Image: alone in a bar by x1klima
I’m not sure how the rest of you write. A good friend works with twenty-something drafts that he keeps renumbering; I work mainly in my head. I need to feel an essay before my fingers know how to make it take shape, and I have to see it in script before I know how to find the message hidden in the keyboard. I’ve learned though, that working out my head and my hands only with essays makes them calloused in certain places, tight in others, and less open to different movements. In the creative field, this rigidity is dangerous, restrictive—boring. So this summer, I learned to get creative with something else. I left the essays to frolic about in my mind while I committed my hands to working with colors, textures, quantities and shapes. Without an art space and a supreme lack in supplies, I turned to cooking for a creative outlet, and I experimented with that medium as I would with anything in an art studio.
This summer, I’ve gone from somewhat dull potatoes to ones that I consider pretty decent. I over-cayenned some dishes, and then realized that that really works better as a subtle enhancer rather than a flavor domineer. I learned that stewed tomatoes with lemon juice and some flakes of red pepper makes a rocking marinara; basil is good with any type of salad. I learned to use restraint with spices that made my nose hairs gasp, but that a sauce without it is forgettable. Mainly, I began to enjoy the smells, the colors, the sweat that soaked into my apron (because summer), the music that I tapped to with my wooden spoon.

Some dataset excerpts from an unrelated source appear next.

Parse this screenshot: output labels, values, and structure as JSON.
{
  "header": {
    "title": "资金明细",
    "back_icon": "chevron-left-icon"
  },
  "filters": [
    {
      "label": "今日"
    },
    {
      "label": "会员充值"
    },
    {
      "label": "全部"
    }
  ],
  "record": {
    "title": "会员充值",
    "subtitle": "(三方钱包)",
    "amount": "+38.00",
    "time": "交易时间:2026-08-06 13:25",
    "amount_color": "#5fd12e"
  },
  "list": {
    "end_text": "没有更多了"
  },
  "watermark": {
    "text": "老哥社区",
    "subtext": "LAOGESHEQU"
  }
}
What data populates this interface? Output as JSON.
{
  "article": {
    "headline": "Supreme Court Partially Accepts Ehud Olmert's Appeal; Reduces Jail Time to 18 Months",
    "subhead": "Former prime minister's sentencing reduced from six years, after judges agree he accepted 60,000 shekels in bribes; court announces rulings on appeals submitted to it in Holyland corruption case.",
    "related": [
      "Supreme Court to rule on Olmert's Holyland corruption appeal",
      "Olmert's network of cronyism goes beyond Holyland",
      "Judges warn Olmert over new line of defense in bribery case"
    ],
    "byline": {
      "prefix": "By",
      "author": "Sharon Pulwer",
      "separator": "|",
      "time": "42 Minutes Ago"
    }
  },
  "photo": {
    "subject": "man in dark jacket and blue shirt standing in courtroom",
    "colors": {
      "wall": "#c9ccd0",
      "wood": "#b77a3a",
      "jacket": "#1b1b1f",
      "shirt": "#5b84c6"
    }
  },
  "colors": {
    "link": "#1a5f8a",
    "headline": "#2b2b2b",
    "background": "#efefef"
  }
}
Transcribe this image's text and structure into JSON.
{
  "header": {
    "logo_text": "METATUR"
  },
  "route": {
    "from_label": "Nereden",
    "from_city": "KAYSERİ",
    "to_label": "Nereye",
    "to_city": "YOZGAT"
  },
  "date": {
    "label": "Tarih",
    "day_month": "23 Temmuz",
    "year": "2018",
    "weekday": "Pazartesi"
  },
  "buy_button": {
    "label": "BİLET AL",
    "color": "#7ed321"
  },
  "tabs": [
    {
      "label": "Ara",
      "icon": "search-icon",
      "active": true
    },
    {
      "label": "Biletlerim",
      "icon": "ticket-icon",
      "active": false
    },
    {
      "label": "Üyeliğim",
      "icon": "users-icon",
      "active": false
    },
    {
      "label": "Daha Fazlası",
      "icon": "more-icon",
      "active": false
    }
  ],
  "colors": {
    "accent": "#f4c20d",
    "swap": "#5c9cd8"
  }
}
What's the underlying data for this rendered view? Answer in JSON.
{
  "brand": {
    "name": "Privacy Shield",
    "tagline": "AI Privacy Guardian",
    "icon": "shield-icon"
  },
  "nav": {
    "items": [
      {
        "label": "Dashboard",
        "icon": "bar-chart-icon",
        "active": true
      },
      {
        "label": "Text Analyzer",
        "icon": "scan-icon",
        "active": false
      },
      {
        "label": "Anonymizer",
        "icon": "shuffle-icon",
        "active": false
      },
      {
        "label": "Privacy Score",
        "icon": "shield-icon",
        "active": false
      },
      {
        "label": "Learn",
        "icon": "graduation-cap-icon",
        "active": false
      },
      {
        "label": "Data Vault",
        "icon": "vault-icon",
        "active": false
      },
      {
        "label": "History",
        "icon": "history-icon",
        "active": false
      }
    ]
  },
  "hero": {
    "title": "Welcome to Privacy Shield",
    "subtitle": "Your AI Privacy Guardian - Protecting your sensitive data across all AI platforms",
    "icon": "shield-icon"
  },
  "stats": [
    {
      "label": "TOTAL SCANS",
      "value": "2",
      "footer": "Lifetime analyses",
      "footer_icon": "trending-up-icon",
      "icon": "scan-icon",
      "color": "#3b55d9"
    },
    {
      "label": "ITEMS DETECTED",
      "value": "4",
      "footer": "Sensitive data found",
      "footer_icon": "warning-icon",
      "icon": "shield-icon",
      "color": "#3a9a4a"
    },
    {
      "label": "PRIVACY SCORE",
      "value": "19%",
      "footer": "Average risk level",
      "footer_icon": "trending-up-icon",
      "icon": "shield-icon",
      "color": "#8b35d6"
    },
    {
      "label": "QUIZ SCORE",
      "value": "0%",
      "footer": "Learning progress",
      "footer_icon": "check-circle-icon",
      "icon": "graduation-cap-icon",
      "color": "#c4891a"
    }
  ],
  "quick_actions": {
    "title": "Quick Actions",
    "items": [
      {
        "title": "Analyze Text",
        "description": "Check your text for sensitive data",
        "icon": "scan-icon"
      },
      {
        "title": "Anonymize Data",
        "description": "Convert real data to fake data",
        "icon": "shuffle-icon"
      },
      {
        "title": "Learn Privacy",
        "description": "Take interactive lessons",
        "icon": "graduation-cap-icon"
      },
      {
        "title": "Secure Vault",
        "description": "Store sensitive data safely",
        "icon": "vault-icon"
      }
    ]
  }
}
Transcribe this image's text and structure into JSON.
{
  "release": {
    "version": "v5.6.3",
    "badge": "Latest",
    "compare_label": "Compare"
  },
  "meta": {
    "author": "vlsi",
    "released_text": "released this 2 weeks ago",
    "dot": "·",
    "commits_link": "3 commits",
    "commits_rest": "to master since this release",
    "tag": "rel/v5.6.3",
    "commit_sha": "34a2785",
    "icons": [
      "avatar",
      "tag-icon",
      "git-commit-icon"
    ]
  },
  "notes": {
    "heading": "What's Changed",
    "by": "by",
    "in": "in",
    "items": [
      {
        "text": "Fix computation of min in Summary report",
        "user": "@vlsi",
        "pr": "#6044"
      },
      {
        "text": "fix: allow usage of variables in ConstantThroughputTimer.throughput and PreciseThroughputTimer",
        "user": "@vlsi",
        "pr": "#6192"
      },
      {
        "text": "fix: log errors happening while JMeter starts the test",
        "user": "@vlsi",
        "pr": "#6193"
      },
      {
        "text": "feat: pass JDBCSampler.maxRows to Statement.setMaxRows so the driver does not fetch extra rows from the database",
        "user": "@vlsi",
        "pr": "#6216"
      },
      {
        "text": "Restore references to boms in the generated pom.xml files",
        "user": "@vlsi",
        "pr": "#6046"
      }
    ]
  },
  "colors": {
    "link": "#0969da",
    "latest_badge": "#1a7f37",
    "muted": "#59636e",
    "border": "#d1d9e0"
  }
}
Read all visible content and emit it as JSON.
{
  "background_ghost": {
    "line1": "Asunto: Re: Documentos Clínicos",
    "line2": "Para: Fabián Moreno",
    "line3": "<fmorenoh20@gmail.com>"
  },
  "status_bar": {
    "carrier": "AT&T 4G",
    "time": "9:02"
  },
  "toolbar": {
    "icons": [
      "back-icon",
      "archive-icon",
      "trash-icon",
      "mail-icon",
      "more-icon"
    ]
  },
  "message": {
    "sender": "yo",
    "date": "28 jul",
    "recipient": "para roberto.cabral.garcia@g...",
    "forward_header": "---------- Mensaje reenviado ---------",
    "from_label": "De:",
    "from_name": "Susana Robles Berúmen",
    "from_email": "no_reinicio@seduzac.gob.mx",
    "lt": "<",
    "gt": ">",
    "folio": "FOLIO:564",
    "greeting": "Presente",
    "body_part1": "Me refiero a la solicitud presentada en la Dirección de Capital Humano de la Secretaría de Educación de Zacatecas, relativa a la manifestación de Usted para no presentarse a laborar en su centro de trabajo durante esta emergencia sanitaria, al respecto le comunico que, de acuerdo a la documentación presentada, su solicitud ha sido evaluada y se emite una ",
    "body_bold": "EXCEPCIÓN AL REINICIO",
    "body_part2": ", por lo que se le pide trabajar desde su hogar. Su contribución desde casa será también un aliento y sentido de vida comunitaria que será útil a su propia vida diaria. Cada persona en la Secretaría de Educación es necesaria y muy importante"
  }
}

I learned how to put together smaller parts to make a crazy-cool whole thing and to this day, I am continually amazed that any amount of dry ingredients can be manipulated into a cohesive dish.
I let some ingredients shine and I let some others sit in time-out. I realized that just because something (a spice, a starch, a vinegar) worked well once, its success is not guaranteed in other contexts.
When I sat down to write then, I realized even if I loved one essay of mine because of rhythm or feel or content or structure, I should smile and nod at my computer screen, but then I should wipe my slate clean when I opened a new word document. This seems obvious, but the temptation is real. Cooking felt as if I were experimenting with my writing in tangible counterparts: lemon juice in my recipes became my use of italics in my essays, vinegar became my swear words, oil: my rhythm, and sriracha: my onomatopoeia. Some essays needed a little more groove and others needed a little more kick in the teeth.
Which leads to my number two: I had to get out of the house to write. I couldn’t sit at the kitchen table with a mountain of dishes in the sink, or in my bedroom where I could still smell the spices. I needed to go out, to re-focus, to sit down to a new exercise.
But I didn’t go to a coffee shop (why are their tables so small?) or a library (so quiet, too quiet), I went to the glorious underbelly of any city: a local bar. Bars are places that I love to go to alone, to observe and to listen to the cacophony of clinks and drunken laughter. I love the wild energy in them—the tension underneath everyone’s reason to be there. Love? Work? Family? Hobby? Boredom? I love how many things are happening at once, so that my own happenings become part of the patch-worked ambiance. It’s where I can slip on some headphones and right away, my 50s rock and roll station perfectly highlights any given night, even in 2016. I feel at home in these places, but mostly I feel unnoticed in these places, as if I could join in when the mood strikes me but otherwise keep to myself and my laptop.
My place here is below ground and the lights are bright. It closes somewhat early and they have snacks; the staff is friendly and the tables are wide. After I settle in with a basket of pretzels, an easy-sipper, and a full glass of water and ice, my mind starts to play. What have I been given tonight, I wonder. What will a rowdy night add to my lyrical essay from April; what will a slow one give to my portrait of bands? And I think my essays begin to absorb these auras that come from whatever mix of strangers happen to be in this place on a night. Maybe this is romanticizing it all too much, but whether that space gives flair to my writing or not, going there always signals to my head that I am about to write. Dammit. And isn’t that the point of it all, really?
To me, these two things are quite minor, but that I would have loved to have known last August. That I didn’t need to find a coffee shop in town for my writing sessions, that I could release from the strain of an essay just by making dinner. And actually, for one of the first times in my life, the pressure to write and to write well has been reduced quite a bit, because I have found a looping cycle that, at least for the last few months, has been working splendidly for me. Maybe even knowing that alternatives to processes are out there can help you, too.
But whether you’re beginning a new journey this year, or continuing to progress toward the ending trail marker, I wish you all well. I hope the words always come easy.